Centre for Functional and Metabolic Mapping (CFMM), Robarts Research Institute, Western University, London, Ontario, Canada.
Department of Medical Biophysics, Schulich School of Medicine and Dentistry, Western University, London, Ontario, Canada.
Magn Reson Med. 2021 Sep;86(3):1403-1419. doi: 10.1002/mrm.28812. Epub 2021 May 8.
To present a method that automatically, rapidly, and in a noniterative manner determines the regularization weighting for wavelet-based compressed sensing reconstructions. This method determines level-specific regularization weighting factors from the wavelet transform of the image obtained from zero-filling in k-space.
We compare reconstruction results obtained by our method, , to the ones obtained by the L-curve, , and the minimum NMSE, . The comparisons are done using in vivo data; then, simulations are used to analyze the impact of undersampling and noise. We use NMSE, Pearson's correlation coefficient, high-frequency error norm, and structural similarity as reconstruction quality indices.
Our method, , provides improved reconstructed image quality to that obtained by regardless of undersampling or SNR and comparable quality to at high SNR. The method determines the regularization weighting prospectively with negligible computational time.

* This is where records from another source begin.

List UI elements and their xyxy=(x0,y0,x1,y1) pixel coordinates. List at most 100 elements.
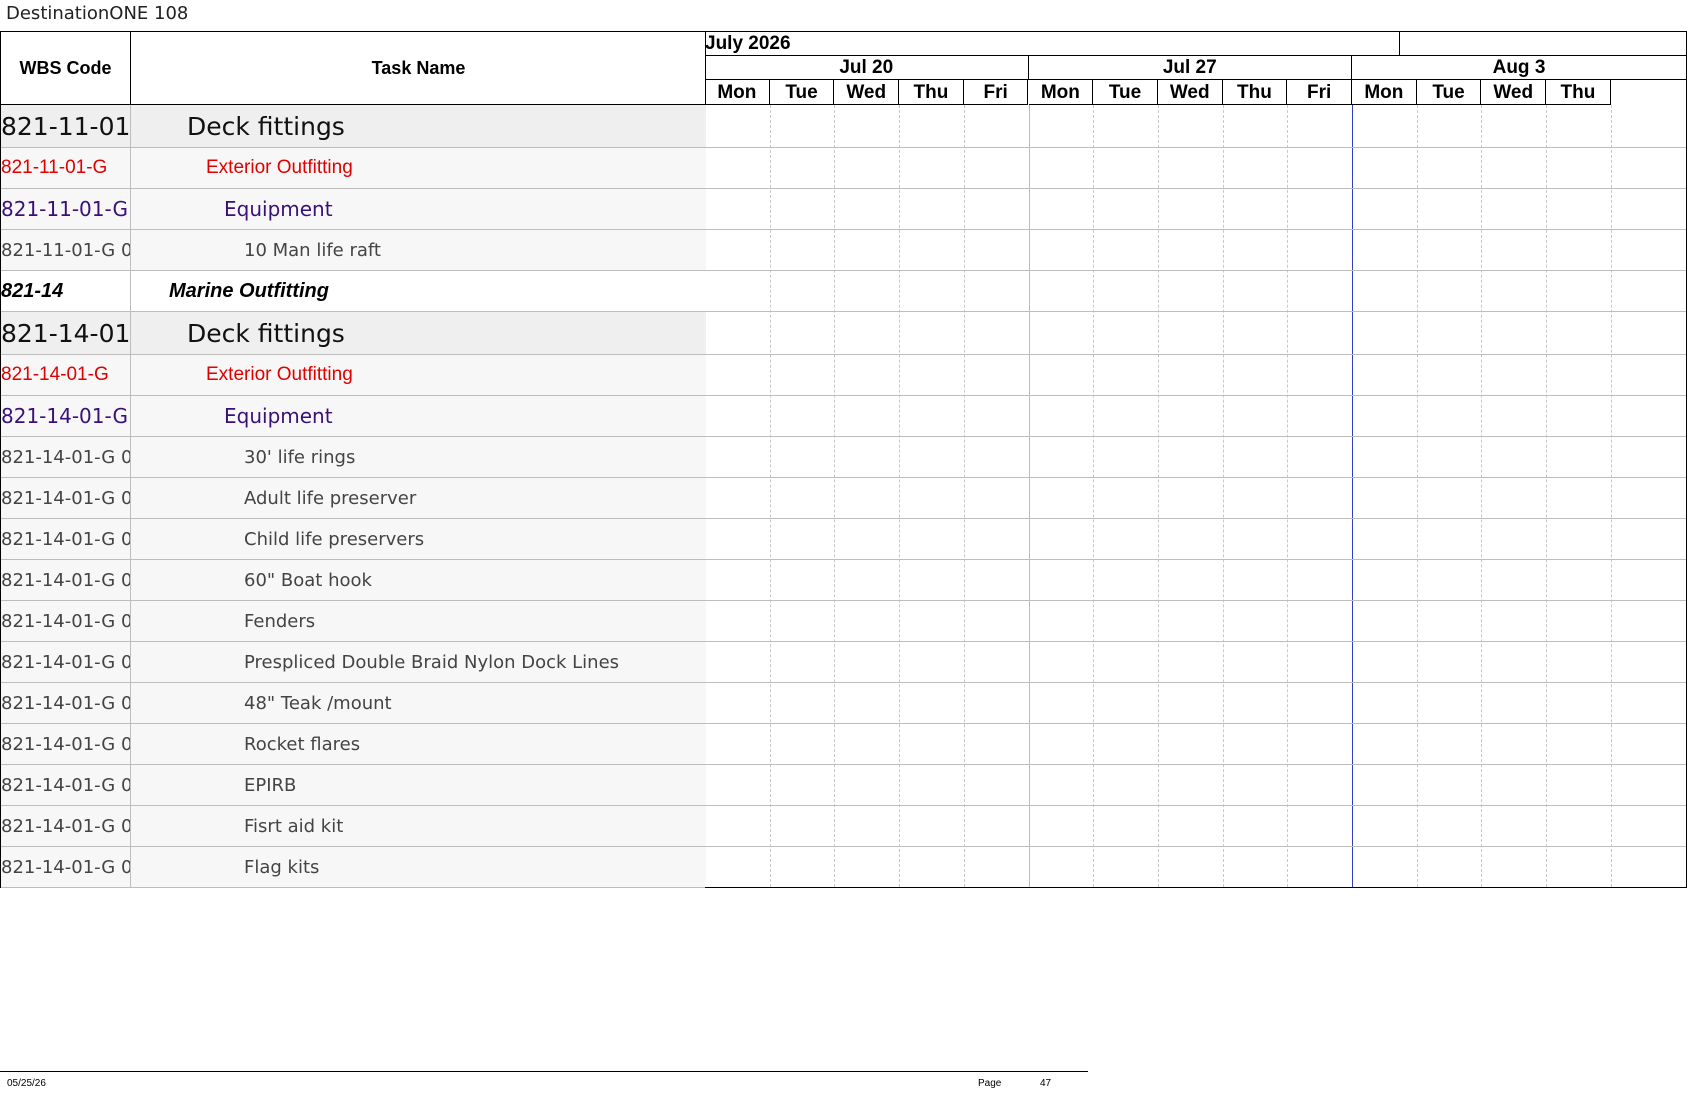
task-name-cell: Equipment xyxy=(131,396,706,436)
task-name-cell: 30' life rings xyxy=(131,437,706,477)
task-row[interactable]: 821-14-01-G 01 Rocket flares xyxy=(1,724,706,765)
task-row[interactable]: 821-11-01-G Exterior Outfitting xyxy=(1,148,706,189)
day-header: Thu xyxy=(1546,80,1611,105)
task-name-text: 10 Man life raft xyxy=(244,239,381,261)
day-header: Thu xyxy=(1222,80,1288,105)
wbs-code-cell: 821-14-01-G 01 xyxy=(1,396,131,436)
task-row[interactable]: 821-14-01-G 01 Equipment xyxy=(1,396,706,437)
footer-date: 05/25/26 xyxy=(7,1078,46,1089)
task-name-text: EPIRB xyxy=(244,774,297,796)
task-name-text: Deck fittings xyxy=(187,318,345,348)
task-row[interactable]: 821-11-01-G 01 Equipment xyxy=(1,189,706,230)
day-header: Mon xyxy=(705,80,770,105)
task-row[interactable]: 821-14-01-G 01 Flag kits xyxy=(1,847,706,888)
task-table: WBS Code Task Name 821-11-01 Deck fitting… xyxy=(0,31,706,888)
task-name-text: Exterior Outfitting xyxy=(206,364,353,385)
task-name-text: Adult life preserver xyxy=(244,487,417,509)
day-header: Tue xyxy=(769,80,835,105)
row-gridline xyxy=(705,846,1686,847)
day-gridline xyxy=(1028,105,1030,887)
day-header: Thu xyxy=(899,80,964,105)
task-name-text: Child life preservers xyxy=(244,528,425,550)
row-gridline xyxy=(705,600,1686,601)
wbs-code-cell: 821-14-01-G 01 xyxy=(1,683,131,723)
task-row[interactable]: 821-14-01-G 01 48" Teak /mount xyxy=(1,683,706,724)
row-gridline xyxy=(705,518,1686,519)
task-row[interactable]: 821-14-01-G 01 Prespliced Double Braid Ny… xyxy=(1,642,706,683)
row-gridline xyxy=(705,723,1686,724)
task-name-text: 48" Teak /mount xyxy=(244,692,392,714)
task-name-cell: Deck fittings xyxy=(131,312,706,354)
week-boundary-marker xyxy=(1352,105,1353,887)
task-row[interactable]: 821-14-01-G 01 Fenders xyxy=(1,601,706,642)
wbs-code-cell: 821-14-01-G xyxy=(1,355,131,395)
task-row[interactable]: 821-11-01-G 01 10 Man life raft xyxy=(1,230,706,271)
row-gridline xyxy=(705,354,1686,355)
wbs-code-cell: 821-14-01-G 01 xyxy=(1,560,131,600)
wbs-code-header[interactable]: WBS Code xyxy=(1,32,131,105)
task-name-cell: Prespliced Double Braid Nylon Dock Lines xyxy=(131,642,706,682)
task-row[interactable]: 821-14-01-G 01 30' life rings xyxy=(1,437,706,478)
wbs-code-cell: 821-14-01-G 01 xyxy=(1,642,131,682)
week-header: Jul 27 xyxy=(1028,56,1352,80)
day-gridline xyxy=(1481,105,1483,887)
task-row[interactable]: 821-14-01 Deck fittings xyxy=(1,312,706,355)
wbs-code-cell: 821-11-01-G 01 xyxy=(1,230,131,270)
task-name-text: 60" Boat hook xyxy=(244,569,372,591)
task-name-cell: 48" Teak /mount xyxy=(131,683,706,723)
wbs-code-cell: 821-14-01 xyxy=(1,312,131,354)
month-header: July 2026 xyxy=(705,32,1400,56)
row-gridline xyxy=(705,188,1686,189)
day-gridline xyxy=(1093,105,1095,887)
day-header: Tue xyxy=(1416,80,1482,105)
wbs-code-cell: 821-14-01-G 01 xyxy=(1,437,131,477)
task-row[interactable]: 821-14-01-G 01 Child life preservers xyxy=(1,519,706,560)
task-name-text: Deck fittings xyxy=(187,111,345,141)
day-gridline xyxy=(1416,105,1418,887)
task-row[interactable]: 821-14-01-G 01 60" Boat hook xyxy=(1,560,706,601)
footer-divider xyxy=(0,1071,1088,1072)
task-name-text: Rocket flares xyxy=(244,733,361,755)
row-gridline xyxy=(705,229,1686,230)
task-name-cell: EPIRB xyxy=(131,765,706,805)
task-name-cell: Adult life preserver xyxy=(131,478,706,518)
task-name-text: Fisrt aid kit xyxy=(244,815,344,837)
task-name-cell: Fenders xyxy=(131,601,706,641)
task-name-cell: Child life preservers xyxy=(131,519,706,559)
row-gridline xyxy=(705,559,1686,560)
task-name-cell: Equipment xyxy=(131,189,706,229)
task-name-text: Flag kits xyxy=(244,856,320,878)
row-gridline xyxy=(705,641,1686,642)
task-name-cell: Marine Outfitting xyxy=(131,271,706,311)
task-row[interactable]: 821-14-01-G 01 Adult life preserver xyxy=(1,478,706,519)
day-gridline xyxy=(1287,105,1289,887)
day-header: Wed xyxy=(1157,80,1223,105)
row-gridline xyxy=(705,477,1686,478)
row-gridline xyxy=(705,395,1686,396)
gantt-timeline: July 2026 Jul 20 Jul 27 Aug 3 Mon Tue Wed Thu F… xyxy=(705,31,1687,888)
task-row[interactable]: 821-14-01-G 01 Fisrt aid kit xyxy=(1,806,706,847)
day-gridline xyxy=(899,105,901,887)
task-name-header[interactable]: Task Name xyxy=(131,32,706,105)
month-header-next xyxy=(1400,32,1686,56)
wbs-code-cell: 821-14-01-G 01 xyxy=(1,765,131,805)
task-name-text: Prespliced Double Braid Nylon Dock Lines xyxy=(244,651,620,673)
wbs-code-cell: 821-11-01 xyxy=(1,105,131,147)
wbs-code-cell: 821-14 xyxy=(1,271,131,311)
day-header: Wed xyxy=(1481,80,1547,105)
day-gridline xyxy=(1610,105,1612,887)
task-row[interactable]: 821-14-01-G Exterior Outfitting xyxy=(1,355,706,396)
week-header: Aug 3 xyxy=(1352,56,1686,80)
row-gridline xyxy=(705,805,1686,806)
row-gridline xyxy=(705,147,1686,148)
task-row[interactable]: 821-11-01 Deck fittings xyxy=(1,105,706,148)
task-name-text: Equipment xyxy=(224,404,333,428)
wbs-code-cell: 821-14-01-G 01 xyxy=(1,478,131,518)
task-row[interactable]: 821-14-01-G 01 EPIRB xyxy=(1,765,706,806)
day-header: Mon xyxy=(1028,80,1094,105)
task-row[interactable]: 821-14 Marine Outfitting xyxy=(1,271,706,312)
task-name-cell: Exterior Outfitting xyxy=(131,355,706,395)
task-name-cell: Fisrt aid kit xyxy=(131,806,706,846)
task-name-text: Exterior Outfitting xyxy=(206,157,353,178)
wbs-code-cell: 821-14-01-G 01 xyxy=(1,519,131,559)
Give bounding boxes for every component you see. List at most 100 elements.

Our main finding is an automatic, fast, noniterative, and robust procedure to determine the regularization weighting. The impact of this method is to enable prospective and tuning-free wavelet-based compressed sensing reconstructions.
提出一种自动、快速、非迭代的方法,用于确定基于小波的压缩感知重建的正则化权重。该方法从 k 空间中零填充得到的图像的小波变换中确定特定于级别的正则化权重因子。
我们将我们的方法 与 L 曲线 和最小 NMSE 得到的重建结果进行比较。通过体内数据进行比较,然后使用模拟来分析欠采样和噪声的影响。我们使用 NMSE、皮尔逊相关系数、高频误差范数和结构相似性作为重建质量指标。
我们的方法 提供了比 更好的重建图像质量,无论欠采样或 SNR 如何,并且在高 SNR 下与 具有可比的质量。该方法以可忽略的计算时间前瞻性地确定正则化权重。
我们的主要发现是一种自动、快速、非迭代和稳健的确定正则化权重的方法。该方法的影响是能够实现前瞻性和无需调整的基于小波的压缩感知重建。